As humans, we don’t like being thought of as part of a demographic. We want to be thought of as individuals. And when a brand treats us as such, we trust and respect them more.
During his Keynote at FutureM two weeks ago, Ram Krishnan, CMP & SVP of Fritolay, said marketers must create personalized experience for consumers, as understood through 6 main layers of data: search, location, purchase, social, interest and content.
We must understand our audience to give them the content they want.
Krishnan spoke about the Cheetos Project TP campaign, where they tracked social media conversations from previous Halloweens to gather information on what people were interested in, and tailor their campaign to something that would actually work. He also talked about how Doritos took on the trend of emojis by creating ads Facebook, using emojis tailored to individuals’ interests. And you know what? People responded to it.

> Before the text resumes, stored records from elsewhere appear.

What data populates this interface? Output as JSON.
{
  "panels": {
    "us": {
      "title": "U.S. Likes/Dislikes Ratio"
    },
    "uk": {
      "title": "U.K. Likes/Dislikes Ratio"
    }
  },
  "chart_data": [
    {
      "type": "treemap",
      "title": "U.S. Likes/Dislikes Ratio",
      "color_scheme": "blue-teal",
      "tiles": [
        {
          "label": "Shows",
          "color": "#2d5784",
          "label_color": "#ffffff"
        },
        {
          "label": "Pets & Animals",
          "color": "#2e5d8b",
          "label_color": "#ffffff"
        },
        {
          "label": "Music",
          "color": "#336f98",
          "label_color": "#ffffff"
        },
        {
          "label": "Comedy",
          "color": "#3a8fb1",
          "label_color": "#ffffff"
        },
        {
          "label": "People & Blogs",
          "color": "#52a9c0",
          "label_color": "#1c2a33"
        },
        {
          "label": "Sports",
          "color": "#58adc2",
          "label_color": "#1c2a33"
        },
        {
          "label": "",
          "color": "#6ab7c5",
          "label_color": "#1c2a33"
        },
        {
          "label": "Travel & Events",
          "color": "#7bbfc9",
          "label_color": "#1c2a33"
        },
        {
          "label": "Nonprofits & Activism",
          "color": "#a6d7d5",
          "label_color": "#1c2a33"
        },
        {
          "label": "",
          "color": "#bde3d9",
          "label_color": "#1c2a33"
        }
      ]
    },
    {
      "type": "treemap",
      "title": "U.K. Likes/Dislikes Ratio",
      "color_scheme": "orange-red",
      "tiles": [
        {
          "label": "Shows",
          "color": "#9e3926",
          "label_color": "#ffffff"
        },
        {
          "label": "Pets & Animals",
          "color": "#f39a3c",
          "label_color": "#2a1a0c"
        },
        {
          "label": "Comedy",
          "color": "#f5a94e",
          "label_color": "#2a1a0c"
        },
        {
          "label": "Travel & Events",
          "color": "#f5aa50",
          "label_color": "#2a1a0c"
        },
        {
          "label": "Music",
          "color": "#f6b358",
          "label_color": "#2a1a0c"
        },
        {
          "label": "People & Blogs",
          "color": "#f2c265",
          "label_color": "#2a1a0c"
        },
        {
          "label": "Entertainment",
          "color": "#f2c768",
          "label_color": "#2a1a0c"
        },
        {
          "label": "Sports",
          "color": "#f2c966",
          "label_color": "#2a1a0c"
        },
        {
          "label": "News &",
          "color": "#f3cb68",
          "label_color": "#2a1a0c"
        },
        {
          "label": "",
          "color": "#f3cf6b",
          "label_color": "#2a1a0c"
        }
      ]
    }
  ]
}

In her workshop “Everything You’re Doing Wrong With Your Pitch & How To Fix It,” Tamsen Webster of TedX emphasized the same. Webster explained the necessary concept of sender orientation; when pitching or presenting, she said, we should think about what makes sense not to us, but to our individual investors/ clients. Everything from formatting, to order, to highlighted features should attract the individual it reaches.
According to Nondini Naqui in her panel, “Beyond Posters & Toasters,” that’s how Society of Grownups gained so much success. When MassMutual went out to research how to sell more life insurance, they found out younger people weren’t even looking for life insurance — they needed help with too much else. Society of Grownups is tailored to the individual by helping them accomplish what they want to accomplish, and it’s working because of that (and because of their awesome branding).
And the GenZ-ers, during their panel, confirmed it all. They talked about how they want to be treated as human by brands, and how they only want content that applies to them. Everything else, one said, was just clutter. “We don’t want to be classified…put in boxes,” another said. “We aren’t all the same.”
So maybe now with mobile being the main medium and targeting becoming easier each year, we can start moving toward the idea of individual advertising. Will it change the way marketers and advertisers have to do things? Probably. But change for the better has to start somewhere. And as Brian David Johnson, Futurist at Intel said, “Crazy ideas are only crazy until someone figures out their genius.”